Wright used the 1912 Hague Convention in his campaign for U.S. domestic legislation, arguing that a federal law was necessary for the U.S. to fulfil its obligations under the Convention. In 1916, the U.S. Supreme Court ruled that this was not so, but by then the Harrison Narcotics Act of 1914 had become the first federal drug control law in the U.S.; it would remain a pillar of U.S. drug policy for the next few decades.[7][22]  

The establishment of the League of Nations in 1919 following the First World War provided the international community with a centralized body for the administration of drug control. In 1920, the League created the Advisory Committee on the Traffic in Opium and other Dangerous Drugs, commonly known as the Opium Advisory Committee (OAC), the precursor to the United Nations (UN) Commission on Narcotic Drugs. The League Health Committee, forerunner of the UN World Health Organization, was also formed. Administration of the 1912 Hague Convention had originally been the responsibility of the Netherlands, but was transferred to the Opium Control Board (OCB) created by the OAC. Enforcement of the Convention was sporadic as the countries on the OCB were the ones profiting most from the drug trade.[8][23]  

The League began to consider demand-side socio-medical issues such as why individuals use drugs, what constitutes drug abuse, and what social factors affect abuse. However, prohibition and supply-side issues soon regained the ascendancy as preparations began and talks were held, again at the instance of the U.S., for a new treaty in the mid-1920s. In general, the international regime has tended to separate the study of drug-related medical and social problems, including etiological questions, from that of drug control problems.[9][24]



[1][16]  William B. McAllister, (1992) “Conflicts of Interest in the International Drug Control System,” in William O. Walker III, ed., Drug Control Policy: Essays in Historical and Comparative Perspective, University Park, Pennsylvania: Pennsylvania State University Press, page 145.

[2][17]  Germany, China, the United States, France, Britain, the Netherlands, Italy, Japan, Persia [now Iran], Portugal, Russia and Siam [now Thailand].

[3][18]  McAllister (2000), page 32-33; Bruun et al. (1975), page 11-12.

[4][19]  Done 23 January 1912; in force 28 June 1919.

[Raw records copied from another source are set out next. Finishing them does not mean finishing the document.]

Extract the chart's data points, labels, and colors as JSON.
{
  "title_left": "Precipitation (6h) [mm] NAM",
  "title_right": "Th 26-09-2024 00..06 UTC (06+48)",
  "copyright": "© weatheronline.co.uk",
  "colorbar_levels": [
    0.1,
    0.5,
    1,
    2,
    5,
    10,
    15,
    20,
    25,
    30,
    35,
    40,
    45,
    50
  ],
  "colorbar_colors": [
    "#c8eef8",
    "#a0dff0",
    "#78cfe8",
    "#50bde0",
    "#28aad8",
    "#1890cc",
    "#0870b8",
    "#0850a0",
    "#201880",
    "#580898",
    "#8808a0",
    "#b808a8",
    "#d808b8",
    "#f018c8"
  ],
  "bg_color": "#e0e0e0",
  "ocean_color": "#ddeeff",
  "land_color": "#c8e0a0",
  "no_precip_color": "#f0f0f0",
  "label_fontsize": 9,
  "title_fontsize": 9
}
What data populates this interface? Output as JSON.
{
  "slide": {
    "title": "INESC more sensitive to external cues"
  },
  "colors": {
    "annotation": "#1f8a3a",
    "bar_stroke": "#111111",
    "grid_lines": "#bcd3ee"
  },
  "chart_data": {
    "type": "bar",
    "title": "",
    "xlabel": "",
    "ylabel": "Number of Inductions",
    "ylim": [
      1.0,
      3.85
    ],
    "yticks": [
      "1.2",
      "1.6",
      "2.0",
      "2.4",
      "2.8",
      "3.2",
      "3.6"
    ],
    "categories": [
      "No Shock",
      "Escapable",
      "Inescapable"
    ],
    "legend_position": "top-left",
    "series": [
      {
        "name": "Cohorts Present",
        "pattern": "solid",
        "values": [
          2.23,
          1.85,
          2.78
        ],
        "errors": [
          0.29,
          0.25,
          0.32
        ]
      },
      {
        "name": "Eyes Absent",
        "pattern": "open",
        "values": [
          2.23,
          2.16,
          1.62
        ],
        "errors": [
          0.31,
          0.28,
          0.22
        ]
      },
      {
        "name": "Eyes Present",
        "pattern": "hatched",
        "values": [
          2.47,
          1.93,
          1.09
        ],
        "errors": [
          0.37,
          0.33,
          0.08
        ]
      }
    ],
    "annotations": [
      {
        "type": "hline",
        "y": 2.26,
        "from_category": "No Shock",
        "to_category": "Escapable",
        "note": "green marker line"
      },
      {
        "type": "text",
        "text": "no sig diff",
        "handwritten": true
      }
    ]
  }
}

[5][20]  Ratification is the process by which each country enacts national implementing legislation – unless the new international obligations are already met by domestic legislation – and thereby consents to the treaty’s application within its territory.

[6][21]  McAllister (2000), page 36-37; Bruun et al. (1975), page 12; Lowes (1966), page 182-186.

[7][22]  Musto (1999), page 59-63. Since the U.S. Constitution did not allow a direct federal role in criminalizing drug use, Wright designed the Harrison Act as a tax statute; physicians, pharmacists, wholesalers and retailers had to obtain a tax stamp to distribute drugs. The Treasury Department was responsible for enforcing the statute. Thus, the use of drugs was limited through access restrictions. (McAllister (2000), page 35)

[8][23]  McAllister (1992), page 145-146.

[9][24]  McAllister (2000), page 46-50; Lowes (1966), page 188.